Lembro-me perfeitamente de algo que me passava pela cabeça quando utilizava o Tinder: não há histórias sobre isto, não há qualquer beleza em conhecer uma pessoa com ajuda de um algoritmo, é por isso que ninguém escreve sobre isto. Os grande romances tinham histórias bonitas, poderosas. Mas será que é mesmo assim? Um grande romance tem de ter um início arrebatador e marcante? Não pode ser só um acaso do algoritmo? A verdade é que, se formos pela literatura, é certo que um algoritmo não dará uma bonita história de amor — ou do que quer que seja. Mas será mesmo assim?
Até tinha comprado outro ebook da Joana Bértholo antes, mas vi que Augusta B., a mais recente história da autora, estava no Kobo Plus e acabei por o escolher para voltar à escrita belíssima dela. Com título completo Augusta B. Ou as Jovens Instruídas 80 Anos Depois, esta novela surgiu na residência literária de um dia do Festival Correntes d’Escritas 2023. A ligação à Póvoa de Varzim faz-se sentir no livro por ser local de ação, mas Joana Bértholo vai mais longe e torna Agustina Bessa-Luís o fio condutor desta história passada em 2024. Intrigante? Sim, mas acho que ainda se torna mais quando digo que se trata de uma história sobre aplicações de encontros.

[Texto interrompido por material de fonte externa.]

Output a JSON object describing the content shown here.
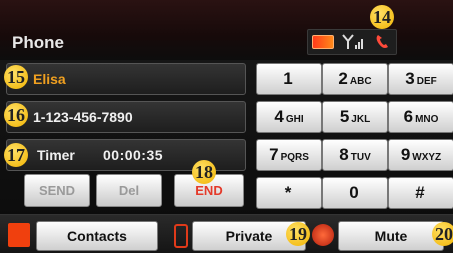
{
  "app": {
    "title": "Phone"
  },
  "status": {
    "battery_icon": "battery-icon",
    "signal_icon": "signal-icon",
    "call_icon": "phone-call-icon",
    "signal_text": "Yᴵᴵ"
  },
  "markers": {
    "m14": "14",
    "m15": "15",
    "m16": "16",
    "m17": "17",
    "m18": "18",
    "m19": "19",
    "m20": "20"
  },
  "call": {
    "name": "Elisa",
    "number": "1-123-456-7890",
    "timer_label": "Timer",
    "timer_value": "00:00:35"
  },
  "actions": {
    "send": "SEND",
    "del": "Del",
    "end": "END"
  },
  "keypad": [
    {
      "digit": "1",
      "letters": ""
    },
    {
      "digit": "2",
      "letters": "ABC"
    },
    {
      "digit": "3",
      "letters": "DEF"
    },
    {
      "digit": "4",
      "letters": "GHI"
    },
    {
      "digit": "5",
      "letters": "JKL"
    },
    {
      "digit": "6",
      "letters": "MNO"
    },
    {
      "digit": "7",
      "letters": "PQRS"
    },
    {
      "digit": "8",
      "letters": "TUV"
    },
    {
      "digit": "9",
      "letters": "WXYZ"
    },
    {
      "digit": "*",
      "letters": ""
    },
    {
      "digit": "0",
      "letters": ""
    },
    {
      "digit": "#",
      "letters": ""
    }
  ],
  "bottom": {
    "contacts": "Contacts",
    "private": "Private",
    "mute": "Mute"
  },
  "colors": {
    "accent": "#f0a020",
    "end": "#e43a2a",
    "marker": "#f1b300"
  }
}
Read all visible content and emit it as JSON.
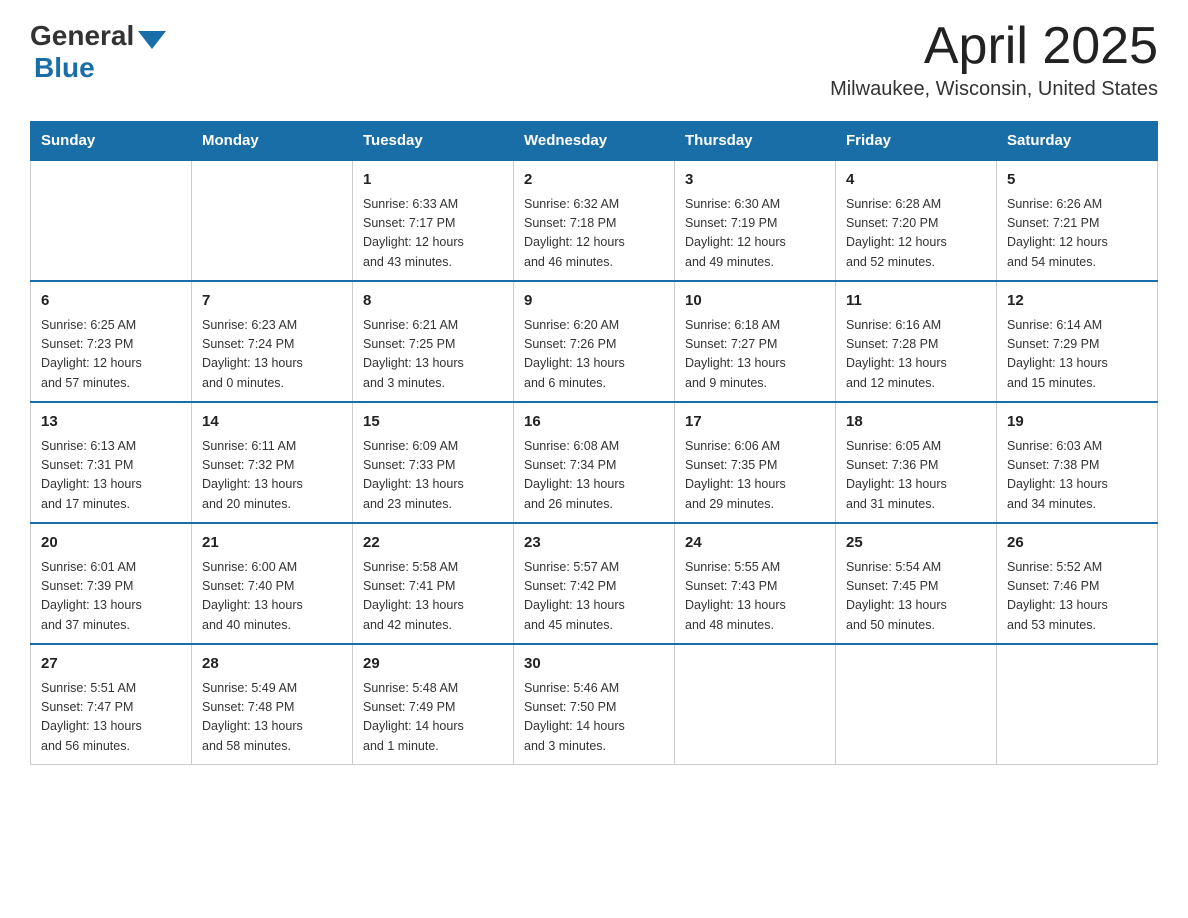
{
  "header": {
    "logo_general": "General",
    "logo_blue": "Blue",
    "month_title": "April 2025",
    "location": "Milwaukee, Wisconsin, United States"
  },
  "weekdays": [
    "Sunday",
    "Monday",
    "Tuesday",
    "Wednesday",
    "Thursday",
    "Friday",
    "Saturday"
  ],
  "weeks": [
    [
      {
        "day": "",
        "info": ""
      },
      {
        "day": "",
        "info": ""
      },
      {
        "day": "1",
        "info": "Sunrise: 6:33 AM\nSunset: 7:17 PM\nDaylight: 12 hours\nand 43 minutes."
      },
      {
        "day": "2",
        "info": "Sunrise: 6:32 AM\nSunset: 7:18 PM\nDaylight: 12 hours\nand 46 minutes."
      },
      {
        "day": "3",
        "info": "Sunrise: 6:30 AM\nSunset: 7:19 PM\nDaylight: 12 hours\nand 49 minutes."
      },
      {
        "day": "4",
        "info": "Sunrise: 6:28 AM\nSunset: 7:20 PM\nDaylight: 12 hours\nand 52 minutes."
      },
      {
        "day": "5",
        "info": "Sunrise: 6:26 AM\nSunset: 7:21 PM\nDaylight: 12 hours\nand 54 minutes."
      }
    ],
    [
      {
        "day": "6",
        "info": "Sunrise: 6:25 AM\nSunset: 7:23 PM\nDaylight: 12 hours\nand 57 minutes."
      },
      {
        "day": "7",
        "info": "Sunrise: 6:23 AM\nSunset: 7:24 PM\nDaylight: 13 hours\nand 0 minutes."
      },
      {
        "day": "8",
        "info": "Sunrise: 6:21 AM\nSunset: 7:25 PM\nDaylight: 13 hours\nand 3 minutes."
      },
      {
        "day": "9",
        "info": "Sunrise: 6:20 AM\nSunset: 7:26 PM\nDaylight: 13 hours\nand 6 minutes."
      },
      {
        "day": "10",
        "info": "Sunrise: 6:18 AM\nSunset: 7:27 PM\nDaylight: 13 hours\nand 9 minutes."
      },
      {
        "day": "11",
        "info": "Sunrise: 6:16 AM\nSunset: 7:28 PM\nDaylight: 13 hours\nand 12 minutes."
      },
      {
        "day": "12",
        "info": "Sunrise: 6:14 AM\nSunset: 7:29 PM\nDaylight: 13 hours\nand 15 minutes."
      }
    ],
    [
      {
        "day": "13",
        "info": "Sunrise: 6:13 AM\nSunset: 7:31 PM\nDaylight: 13 hours\nand 17 minutes."
      },
      {
        "day": "14",
        "info": "Sunrise: 6:11 AM\nSunset: 7:32 PM\nDaylight: 13 hours\nand 20 minutes."
      },
      {
        "day": "15",
        "info": "Sunrise: 6:09 AM\nSunset: 7:33 PM\nDaylight: 13 hours\nand 23 minutes."
      },
      {
        "day": "16",
        "info": "Sunrise: 6:08 AM\nSunset: 7:34 PM\nDaylight: 13 hours\nand 26 minutes."
      },
      {
        "day": "17",
        "info": "Sunrise: 6:06 AM\nSunset: 7:35 PM\nDaylight: 13 hours\nand 29 minutes."
      },
      {
        "day": "18",
        "info": "Sunrise: 6:05 AM\nSunset: 7:36 PM\nDaylight: 13 hours\nand 31 minutes."
      },
      {
        "day": "19",
        "info": "Sunrise: 6:03 AM\nSunset: 7:38 PM\nDaylight: 13 hours\nand 34 minutes."
      }
    ],
    [
      {
        "day": "20",
        "info": "Sunrise: 6:01 AM\nSunset: 7:39 PM\nDaylight: 13 hours\nand 37 minutes."
      },
      {
        "day": "21",
        "info": "Sunrise: 6:00 AM\nSunset: 7:40 PM\nDaylight: 13 hours\nand 40 minutes."
      },
      {
        "day": "22",
        "info": "Sunrise: 5:58 AM\nSunset: 7:41 PM\nDaylight: 13 hours\nand 42 minutes."
      },
      {
        "day": "23",
        "info": "Sunrise: 5:57 AM\nSunset: 7:42 PM\nDaylight: 13 hours\nand 45 minutes."
      },
      {
        "day": "24",
        "info": "Sunrise: 5:55 AM\nSunset: 7:43 PM\nDaylight: 13 hours\nand 48 minutes."
      },
      {
        "day": "25",
        "info": "Sunrise: 5:54 AM\nSunset: 7:45 PM\nDaylight: 13 hours\nand 50 minutes."
      },
      {
        "day": "26",
        "info": "Sunrise: 5:52 AM\nSunset: 7:46 PM\nDaylight: 13 hours\nand 53 minutes."
      }
    ],
    [
      {
        "day": "27",
        "info": "Sunrise: 5:51 AM\nSunset: 7:47 PM\nDaylight: 13 hours\nand 56 minutes."
      },
      {
        "day": "28",
        "info": "Sunrise: 5:49 AM\nSunset: 7:48 PM\nDaylight: 13 hours\nand 58 minutes."
      },
      {
        "day": "29",
        "info": "Sunrise: 5:48 AM\nSunset: 7:49 PM\nDaylight: 14 hours\nand 1 minute."
      },
      {
        "day": "30",
        "info": "Sunrise: 5:46 AM\nSunset: 7:50 PM\nDaylight: 14 hours\nand 3 minutes."
      },
      {
        "day": "",
        "info": ""
      },
      {
        "day": "",
        "info": ""
      },
      {
        "day": "",
        "info": ""
      }
    ]
  ]
}
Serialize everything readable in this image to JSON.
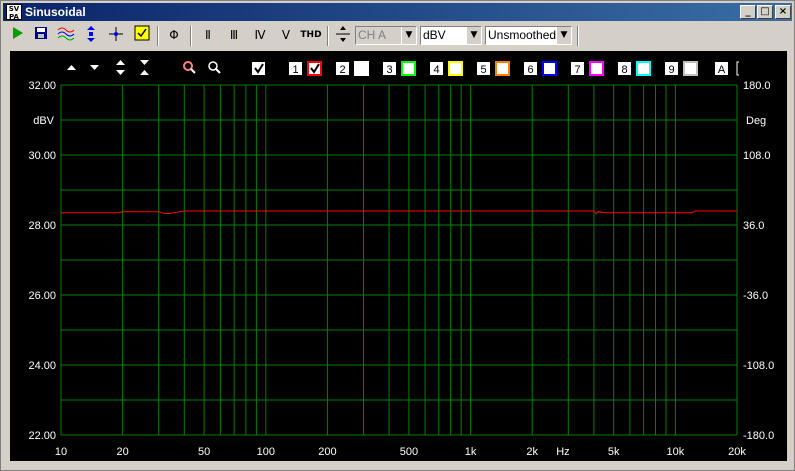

Além disso, não se deixava perturbar pelo aranzel de anglicismos que mapeavam a crescente possibilidade de situações desagradáveis, e muito disseminadas, do ghosting ao zombieing, passando por todas as formas de bread-crumbing, benching, orbiting, stashing, a agressiva ambiguidade do love bombing aos ardis criminalizáveis do catfishing. Estes anglicismos faziam parte do seu vocabulário, sem nunca ter sentido necessidade de achar os termos correspondentes em português. Nativa digital, tinha exercitado ao longo da adolescência um certo desprendimento em relação às consequências drásticas destes fenómenos. Considerava-os normais. Incómodo, para ela, seria ter de abordar um desconhecido ou uma desconhecida na rua, na escola, na esplanada, de forma limpa e simples, com um «Olá» ou um «Que tal?»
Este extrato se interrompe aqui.